NYPD Moves 200 Officers Out Of Higher Crime Areas To Staff World Trade Center; Nabes Screwed Again
Just three cops are coming from the lower Manhattan's 1st Precinct, which includes the trade center site, and only eight from precincts south of Central Park, NYPD records show. Crime is down 8 percent in lower Manhattan.
Perhaps the most controversial piece of the move is that 58 of the transfers involve young officers coming out of the Impact program, where they are sent for eight months after completing the police academy to augment patrol officers in, wait for it, high crime areas. In other words, neighborhoods that need cops the most are losing them to the World Trade Center command.
The 30th Precinct in Upper Manhattan is losing 22 officers to the WTC Command--by far the hardest-hit percent. Crime is up in the 30th by just over 6 percent so far this year. In all, 41 officers are coming from northern Manhattan precincts.
The 75th Precinct in East New York, Brooklyn, where crime is up 9 percent, is losing 10 officers.
The 41st Precinct in the rough area of Hunts Point, the Bronx, is losing nine officers. That precinct has had a spike in assaults this year.
The 83rd Precinct in Brooklyn, where crime is up 6 percent, is losing nine officers.
Twenty seven more officers were pulled out of the bureau that patrols housing projects and the transit bureau which keeps the subways safe.
Interestingly, the three Staten Island precincts lost no one, and Queens precincts were only slightly affected.
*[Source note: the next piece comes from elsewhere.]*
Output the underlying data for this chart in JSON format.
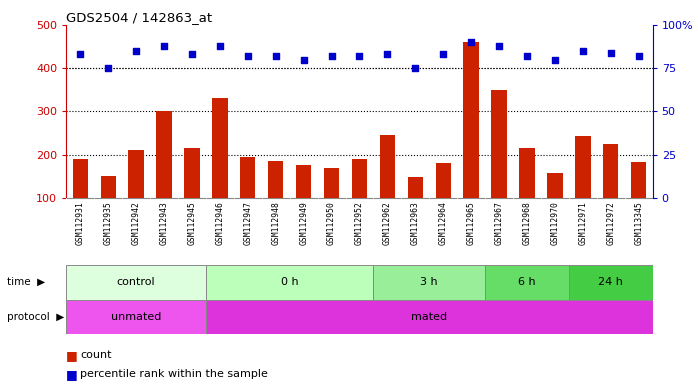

In a police force of 34,000 officers, the transfers of 206 cops may seem like a drop in the bucket, but staffing shortages in outer borough precincts have been an area of a lot of controversy over the past two years. The Voice reported in its "NYPD Tapes" series that the fairly dicey 81st Precinct in Brooklyn often has just three cops out patrolling on the day shift.
One reason for it is that the department routinely pulls officers from precincts in the Bronx, Brooklyn and Queens to patrol heavy tourist areas like Times Square and lower Manhattan, or provide security at police headquarters or staff anti-terror programs. In addition, the NYPD is already down about 6,000 cops from a decade ago.
The other question is whether the new WTC command will duplicate the same role held by the 1st precinct and the Port Authority Police Department, which has long held jurisdiction over the site. One NYPD observer wondered what exactly the new contingent will have to do, given the relatively low crime rate in lower Manhattan.
The PAPD and the NYPD agreed back in 2008 to divide security responsibilities for the site. That arrangement essentially gives control of the inside to the PAPD, and the outside to the NYPD. The two agencies are supposed to meet regularly to work out coordinated plans. Let's wait and see how that goes.
The new police officers will be housed in the old police stables adjacent to the 1st Precinct station house.
The WTC command officers will get overtime pay to receive anti-terror training, another added cost.
The move kind of reminds us of then Police Commissioner Howard Safir's attempt in the mid-1990's to create a "substation" in the Wall Street district. But that effort, seen as a political gift to the white-shoe set, was shot down by public outcry.